Talk:Grammar-based code

Computing Stub‑class

	This article is within the scope of WikiProject Computing, a collaborative effort to improve the coverage of computers, computing, and information technology on Wikipedia. If you would like to participate, please visit the project page, where you can join the discussion and see a list of open tasks.ComputingWikipedia:WikiProject ComputingTemplate:WikiProject ComputingComputing
Stub	This article has been rated as Stub-class on Wikipedia's content assessment scale.
???	This article has not yet received a rating on the project's importance scale.
	This article has been automatically rated by a bot or other tool as Stub-class because it uses a stub template. Please ensure the assessment is correct before removing the `\|auto=` parameter.

I will update the article on grammar-based coding from time to time -- Da-ke.

Article needs to be updated with references about Structured Grammar Based Codes. Aman bhatia 05:34, 11 August 2008 (UTC)[reply]

It would be good to spell out why SLGs are interesting for compression: they can be decoded very, very fast.
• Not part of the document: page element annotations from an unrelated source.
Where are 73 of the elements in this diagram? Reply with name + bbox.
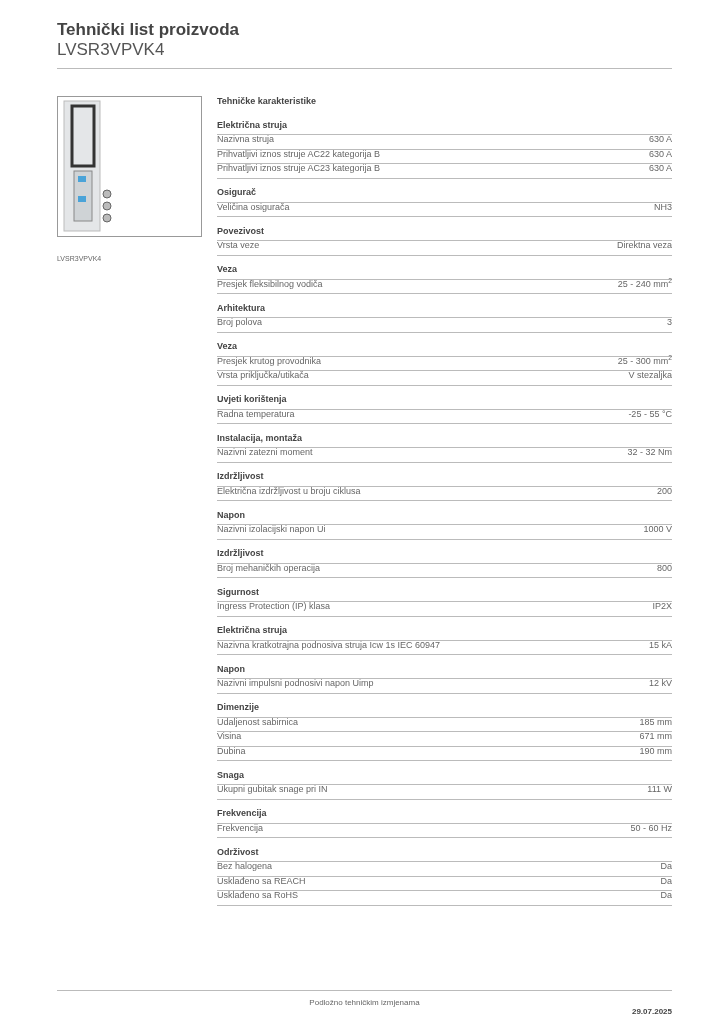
property-value: Da [660, 874, 672, 888]
property-value: 671 mm [639, 730, 672, 743]
group-heading: Instalacija, montaža [217, 433, 672, 448]
property-value: 190 mm [639, 744, 672, 758]
group-heading: Dimenzije [217, 702, 672, 718]
property-name: Nazivni izolacijski napon Ui [217, 523, 326, 536]
property-value: -25 - 55 °C [628, 407, 672, 421]
property-name: Vrsta priključka/utikača [217, 369, 309, 382]
property-value: 12 kV [649, 677, 672, 690]
property-name: Dubina [217, 744, 246, 758]
property-name: Broj polova [217, 316, 263, 329]
property-name: Nazivna struja [217, 133, 275, 146]
property-name: Prihvatljivi iznos struje AC23 kategorija B [217, 162, 381, 175]
property-name: Prihvatljivi iznos struje AC22 kategorija B [217, 147, 381, 161]
group-heading: Napon [217, 510, 672, 525]
footer-note: Podložno tehničkim izmjenama [309, 997, 420, 1009]
group-heading: Održivost [217, 847, 672, 862]
property-value: 200 [656, 484, 672, 498]
property-value: NH3 [654, 200, 672, 214]
property-value: 25 - 240 mm$^{2}$ [617, 277, 672, 291]
property-value: Da [660, 860, 672, 873]
property-name: Presjek krutog provodnika [217, 354, 322, 368]
group-heading: Veza [217, 341, 672, 357]
property-name: Radna temperatura [217, 407, 295, 421]
group-heading: Izdržljivost [217, 471, 672, 487]
group-heading: Veza [217, 264, 672, 280]
property-value: Direktna veza [616, 239, 672, 252]
property-name: Usklađeno sa RoHS [217, 889, 299, 902]
group-heading: Napon [217, 664, 672, 679]
property-value: 25 - 300 mm$^{2}$ [617, 354, 672, 368]
property-value: 15 kA [649, 638, 672, 652]
page-title: Tehnički list proizvoda [57, 20, 239, 40]
property-value: 3 [667, 316, 672, 329]
property-value: 32 - 32 Nm [627, 446, 672, 459]
property-name: Bez halogena [217, 860, 273, 873]
property-value: 630 A [648, 133, 672, 146]
group-heading: Arhitektura [217, 303, 672, 318]
property-value: 630 A [648, 162, 672, 175]
property-name: Presjek fleksibilnog vodiča [217, 277, 323, 291]
property-value: 50 - 60 Hz [630, 821, 672, 835]
property-name: Broj mehaničkih operacija [217, 561, 321, 575]
property-name: Visina [217, 730, 242, 743]
property-value: 630 A [648, 147, 672, 161]
property-name: Električna izdržljivost u broju ciklusa [217, 484, 361, 498]
group-heading: Snaga [217, 770, 672, 785]
footer-date: 29.07.2025 [631, 1007, 672, 1016]
property-value: Da [660, 889, 672, 902]
group-heading: Izdržljivost [217, 548, 672, 564]
property-name: Nazivni impulsni podnosivi napon Uimp [217, 677, 374, 690]
property-value: 1000 V [643, 523, 672, 536]
property-value: 185 mm [639, 715, 672, 729]
group-heading: Sigurnost [217, 587, 672, 602]
property-name: Vrsta veze [217, 239, 260, 252]
group-heading: Električna struja [217, 625, 672, 641]
section-title: Tehničke karakteristike [217, 95, 317, 107]
property-name: Nazivni zatezni moment [217, 446, 313, 459]
property-value: 111 W [647, 783, 672, 796]
property-value: V stezaljka [628, 369, 672, 382]
property-name: Frekvencija [217, 821, 263, 835]
property-value: 800 [656, 561, 672, 575]
group-heading: Uvjeti korištenja [217, 394, 672, 410]
property-name: Ingress Protection (IP) klasa [217, 600, 331, 613]
group-heading: Povezivost [217, 226, 672, 241]
product-code: LVSR3VPVK4 [57, 40, 166, 60]
property-name: Nazivna kratkotrajna podnosiva struja Icw 1s IEC 60947 [217, 638, 441, 652]
group-heading: Frekvencija [217, 808, 672, 824]
property-value: IP2X [652, 600, 672, 613]
property-name: Usklađeno sa REACH [217, 874, 306, 888]
property-name: Udaljenost sabirnica [217, 715, 299, 729]
group-heading: Električna struja [217, 120, 672, 135]
property-name: Ukupni gubitak snage pri IN [217, 783, 328, 796]
group-heading: Osigurač [217, 187, 672, 203]
property-name: Veličina osigurača [217, 200, 290, 214]
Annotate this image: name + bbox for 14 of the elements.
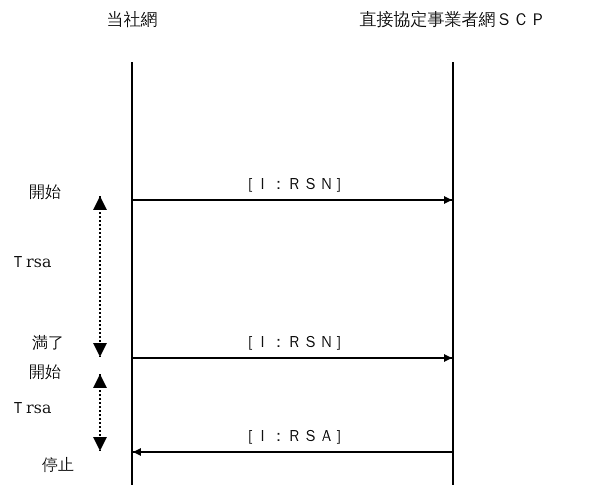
timer-label: 開始 (29, 182, 61, 203)
timer-label: 停止 (42, 455, 74, 476)
edge-label: ［Ｉ：ＲＳＮ］ (238, 174, 350, 195)
edge-label: ［Ｉ：ＲＳＮ］ (238, 332, 350, 353)
timer-label: Ｔrsa (10, 398, 52, 419)
message-arrow (133, 448, 452, 456)
edge-label: ［Ｉ：ＲＳＡ］ (238, 426, 350, 447)
lifeline-header: 直接協定事業者網ＳＣＰ (358, 9, 548, 31)
timer-label: 満了 (32, 333, 64, 354)
timer-label: 開始 (29, 362, 61, 383)
lifeline-header: 当社網 (106, 9, 158, 31)
timer-label: Ｔrsa (10, 252, 52, 273)
message-arrow (133, 196, 452, 204)
message-arrow (133, 354, 452, 362)
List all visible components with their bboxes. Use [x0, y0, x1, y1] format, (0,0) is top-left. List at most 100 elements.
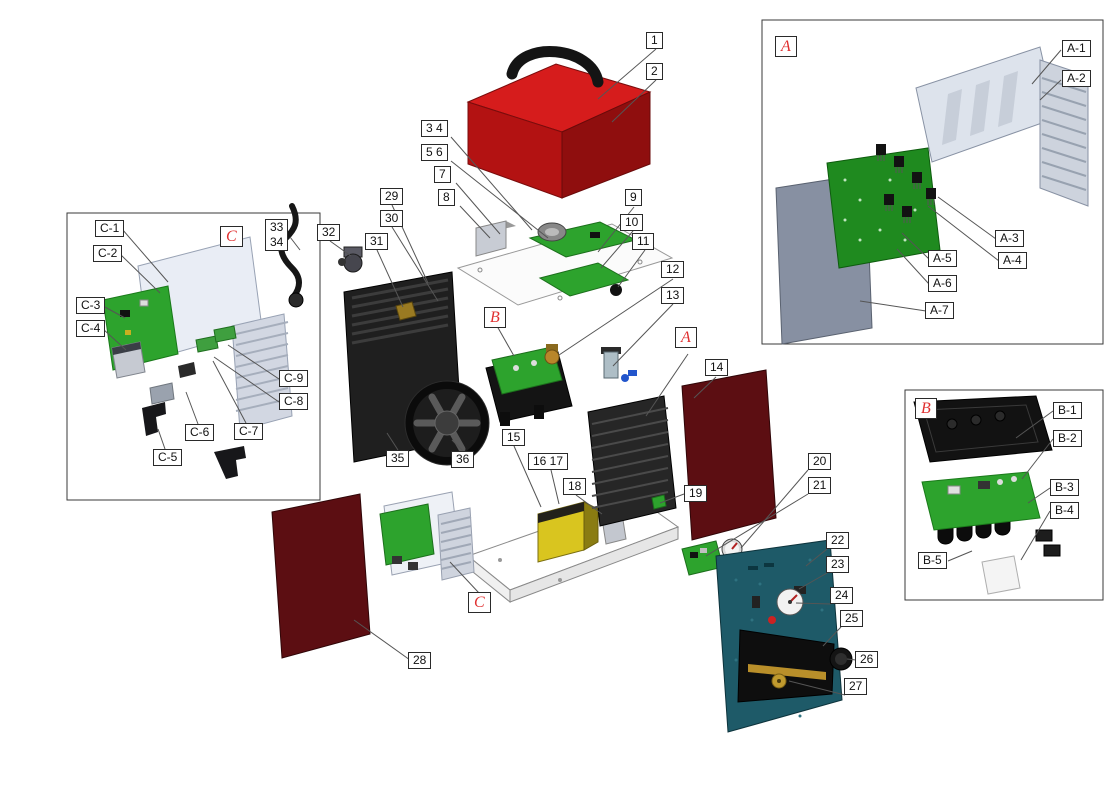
leader-7 — [455, 182, 501, 235]
sublabel-b4: B-4 — [1050, 502, 1079, 519]
callout-35: 35 — [386, 450, 410, 467]
sublabel-a3: A-3 — [995, 230, 1024, 247]
subassembly-box-a — [761, 19, 1104, 345]
callout-31: 31 — [365, 233, 389, 250]
sublabel-c7: C-7 — [234, 423, 264, 440]
front-panel-assembly — [715, 539, 853, 733]
leader-c1 — [121, 228, 169, 283]
panel-connector-23 — [794, 586, 806, 594]
gas-valve-12 — [544, 344, 560, 365]
box-b-border — [904, 389, 1104, 601]
leader-a6 — [896, 248, 930, 285]
leader-a5 — [901, 232, 930, 260]
callout-22: 22 — [826, 532, 850, 549]
leader-c4 — [102, 328, 127, 351]
brass-rail — [748, 664, 826, 680]
fin-lines-a — [1041, 77, 1087, 191]
cooling-fan-36 — [404, 380, 490, 466]
sublabel-c8: C-8 — [279, 393, 309, 410]
leader-35 — [386, 432, 399, 451]
leader-b5 — [947, 550, 973, 562]
leader-16-17 — [550, 469, 560, 505]
red-cover — [466, 46, 652, 199]
leader-24 — [795, 602, 832, 605]
leader-33-34 — [289, 236, 301, 251]
sublabel-a2: A-2 — [1062, 70, 1091, 87]
side-panel-28 — [271, 493, 371, 659]
leader-5-6 — [450, 160, 549, 239]
leader-31 — [376, 249, 404, 308]
leader-a1 — [1031, 49, 1062, 85]
callout-34: 34 — [270, 235, 284, 249]
callout-26: 26 — [855, 651, 879, 668]
sublabel-c9: C-9 — [279, 370, 309, 387]
leader-28 — [353, 619, 411, 661]
section-letter-main-c: C — [468, 592, 491, 613]
callout-25: 25 — [840, 610, 864, 627]
leader-22 — [805, 548, 828, 567]
leader-c6 — [185, 391, 199, 425]
callout-33-34: 33 34 — [265, 219, 289, 251]
section-letter-main-a: A — [675, 327, 697, 348]
leader-23 — [798, 572, 828, 590]
terminal-block-2-c — [213, 325, 237, 343]
corner-bracket-2-c — [214, 446, 246, 479]
leader-a7 — [859, 300, 927, 312]
callout-2: 2 — [646, 63, 663, 80]
sublabel-c1: C-1 — [95, 220, 125, 237]
callout-19: 19 — [684, 485, 708, 502]
leader-10 — [600, 230, 634, 269]
leader-a3 — [937, 196, 997, 240]
callout-5-6: 5 6 — [421, 144, 448, 161]
connector-blocks-b — [1035, 529, 1061, 557]
sublabel-c5: C-5 — [153, 449, 183, 466]
pcb-pads-a — [843, 178, 917, 242]
leader-b2 — [1021, 438, 1054, 480]
heatsink-stack-main — [587, 395, 677, 527]
box-a-border — [761, 19, 1104, 345]
sublabel-a7: A-7 — [925, 302, 954, 319]
callout-10: 10 — [620, 214, 644, 231]
power-cable-33-34 — [278, 203, 304, 308]
section-letter-main-b: B — [484, 307, 506, 328]
red-indicator — [768, 616, 776, 624]
leader-8 — [459, 205, 491, 239]
c-subassembly-main — [379, 491, 475, 581]
solenoid-32 — [338, 246, 363, 273]
sublabel-b5: B-5 — [918, 552, 947, 569]
sublabel-c4: C-4 — [76, 320, 106, 337]
callout-16-17: 16 17 — [528, 453, 569, 470]
sublabel-b1: B-1 — [1053, 402, 1082, 419]
relay-top-c — [112, 342, 141, 355]
leader-11 — [617, 249, 646, 288]
callout-12: 12 — [661, 261, 685, 278]
callout-8: 8 — [438, 189, 455, 206]
main-pcb-a — [826, 147, 941, 269]
power-transistors-a — [876, 144, 936, 223]
callout-13: 13 — [661, 287, 685, 304]
b-subassembly-main — [485, 346, 573, 426]
thermal-switch-31 — [395, 301, 417, 321]
callout-32: 32 — [317, 224, 341, 241]
leader-14 — [693, 376, 717, 399]
small-block-c — [149, 382, 175, 405]
pcb-components-c — [120, 299, 149, 335]
callout-7: 7 — [434, 166, 451, 183]
sublabel-a1: A-1 — [1062, 40, 1091, 57]
filter-regulator-13 — [601, 347, 637, 382]
leader-20 — [740, 469, 809, 549]
leader-b4 — [1020, 510, 1051, 561]
sublabel-a4: A-4 — [998, 252, 1027, 269]
sublabel-a5: A-5 — [928, 250, 957, 267]
callout-23: 23 — [826, 556, 850, 573]
sublabel-c2: C-2 — [93, 245, 123, 262]
callout-33: 33 — [270, 220, 284, 234]
section-letter-box-b: B — [915, 398, 937, 419]
corner-bracket-1-c — [142, 402, 166, 436]
callout-24: 24 — [830, 587, 854, 604]
dark-part-c — [178, 362, 196, 378]
leader-2 — [611, 79, 657, 123]
leader-b1 — [1015, 410, 1054, 439]
callout-14: 14 — [705, 359, 729, 376]
callout-21: 21 — [808, 477, 832, 494]
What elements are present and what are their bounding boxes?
Constructing the grammar may take a relatively long time, but decoding it is just a depth-first traversal of a DAG and is fast linear time. This makes grammar-based compression attractive for data that may be encoded once but downloaded and/or decompressed many times. (GLZA is the champ for compressing all of Wikipedia well and decompressing it in a big hurry.) — Preceding unsigned comment added by 2602:306:CD5B:FD30:61C0:3B3E:902:22A7 (talk) 02:00, 3 December 2017 (UTC)[reply]

The problem of constructing the "smallest grammar" isn't just intractable... for understanding data compression with entropy coding, it's the wrong problem. The compression-optimal SLG is generally not irreducible, because you may have patterns that repeat infrequently but are made of very frequently-repeating constituents whose entropy codes are therefore short. In such cases, it's worth "spelling out" each repeat in terms of the (short codes for) the constituents, rather than paying the cost of encoding the repeating pattern as a separate rule. See Conrad and Wilson (GLZA) on this.